The Government of Canada has also refused to provide the International Planned Parenthood Federation with $18 million over three years, funding that is essential if the government truly wants to abide by the Partnership for Maternal, Newborn and Child Health's consensus document, answer ACPD's call for action, and honour Canada's international obligations to meet—not renege on—previous commitments to provide funding for sexual and reproductive health and rights in general.
Effective family planning is a human rights issue. The Convention on the Elimination of All Forms of Discrimination Against Women, to which Canada is a signatory, says countries must ensure access to health services, including those related to family planning.
The 1994 International Conference on Population and Development in Cairo and the United Nations Fourth World Conference on Women in Beijing recognized the right of men and women to be informed and to have access to safe, effective, affordable and acceptable methods of family planning of their choice.
Without this right to make decisions about fertility and family planning, women's capacity to exercise their own civil, political and economic rights is limited. The consequence of their absence has serious implications for women, and may even jeopardize their right to life.

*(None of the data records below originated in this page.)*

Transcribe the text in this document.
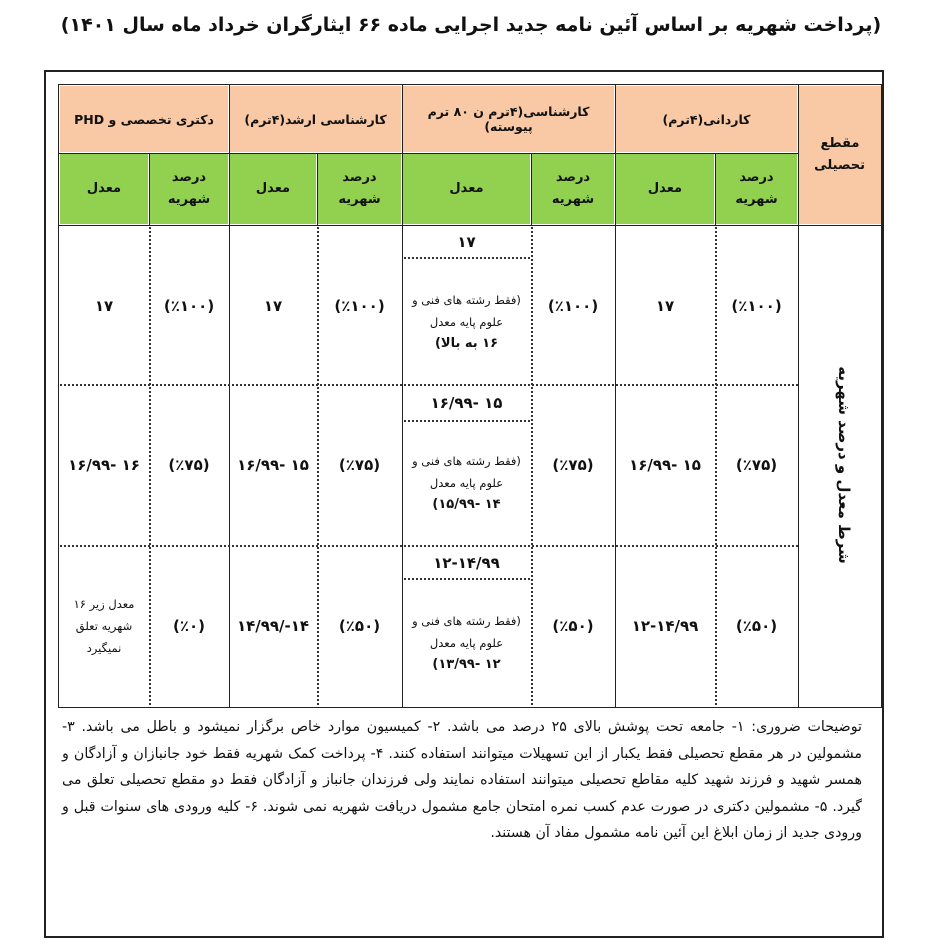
(پرداخت شهریه بر اساس آئین نامه جدید اجرایی ماده ۶۶ ایثارگران خرداد ماه سال ۱۴۰۱)
مقطع تحصیلی
کاردانی(۴ترم)
کارشناسی(۴ترم ن ۸۰ ترم پیوسته)
کارشناسی ارشد(۴ترم)
دکتری تخصصی و PHD
درصد شهریه
معدل
درصد شهریه
معدل
درصد شهریه
معدل
درصد شهریه
معدل
شرط معدل و درصد شهریه
(٪۱۰۰)
۱۷
(٪۱۰۰)
۱۷
(فقط رشته های فنی و علوم پایه معدل
۱۶ به بالا)
(٪۱۰۰)
۱۷
(٪۱۰۰)
۱۷
(٪۷۵)
۱۵ -۱۶/۹۹
(٪۷۵)
۱۵ -۱۶/۹۹
(فقط رشته های فنی و علوم پایه معدل
۱۴ -۱۵/۹۹)
(٪۷۵)
۱۵ -۱۶/۹۹
(٪۷۵)
۱۶ -۱۶/۹۹
(٪۵۰)
۱۲-۱۴/۹۹
(٪۵۰)
۱۲-۱۴/۹۹
(فقط رشته های فنی و علوم پایه معدل
۱۲ -۱۳/۹۹)
(٪۵۰)
۱۴-/۱۴/۹۹
(٪۰)
معدل زیر ۱۶ شهریه تعلق نمیگیرد
توضیحات ضروری: ۱- جامعه تحت پوشش بالای ۲۵ درصد می باشد. ۲- کمیسیون موارد خاص برگزار نمیشود و باطل می باشد. ۳- مشمولین در هر مقطع تحصیلی فقط یکبار از این تسهیلات میتوانند استفاده کنند. ۴- پرداخت کمک شهریه فقط خود جانبازان و آزادگان و همسر شهید و فرزند شهید کلیه مقاطع تحصیلی میتوانند استفاده نمایند ولی فرزندان جانباز و آزادگان فقط دو مقطع تحصیلی تعلق می گیرد. ۵- مشمولین دکتری در صورت عدم کسب نمره امتحان جامع مشمول دریافت شهریه نمی شوند. ۶- کلیه ورودی های سنوات قبل و ورودی جدید از زمان ابلاغ این آئین نامه مشمول مفاد آن هستند.
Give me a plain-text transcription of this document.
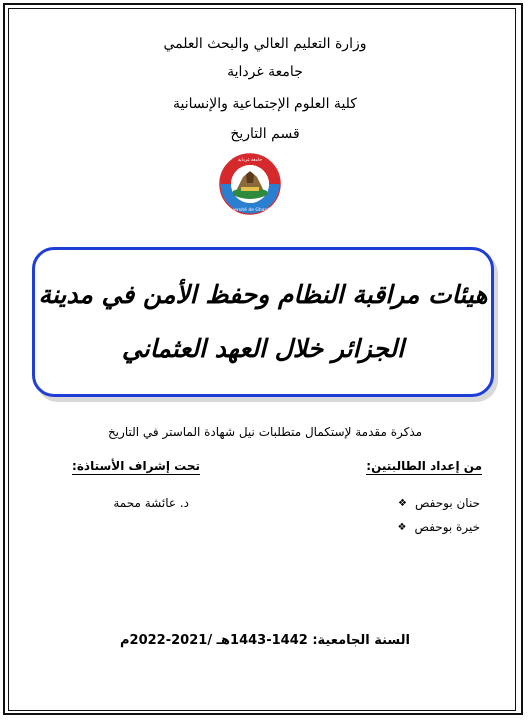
وزارة التعليم العالي والبحث العلمي
جامعة غرداية
كلية العلوم الإجتماعية والإنسانية
قسم التاريخ
جامعة غرداية
Université de Ghardaia
هيئات مراقبة النظام وحفظ الأمن في مدينة
الجزائر خلال العهد العثماني
مذكرة مقدمة لإستكمال متطلبات نيل شهادة الماستر في التاريخ
من إعداد الطالبتين:
تحت إشراف الأستاذة:
❖ حنان بوحفص
❖ خيرة بوحفص
د. عائشة محمة
السنة الجامعية: 1442-1443هـ /2021-2022م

Immediate action is needed. I have said before that it is crucial that politicians do the politics and that scientists do the science, and that the transmission of information from the scientist to the politician be done transparently, with accountability, and without ideology.
I implore the government to listen to the partnership action plan for the G8 and act in terms of what the midwives and the obstetricians, and the professionals have said is an essential, coherent plan, not to cherry-pick the bits that it wants to do.
I would encourage all members of this House, especially my colleagues on the government side, to support this motion, support the millennium development goals four and five, and ensure that Canada builds on its commitments to include the full range of family planning, sexual reproduction and health options, including contraception, as part of the G8 initiative.
The Prime Minister's opinion piece was a beginning. We welcomed it. We now want real leadership in honouring Canada's history in the world, and the government's previous commitments in Italy and at the UN. The government must put forward a real comprehensive plan based on the partnership of the G8 and full access to reproductive care.
The government must put leadership-level dollars on the table. Canadians want Canada to lead. We implore members to support this motion.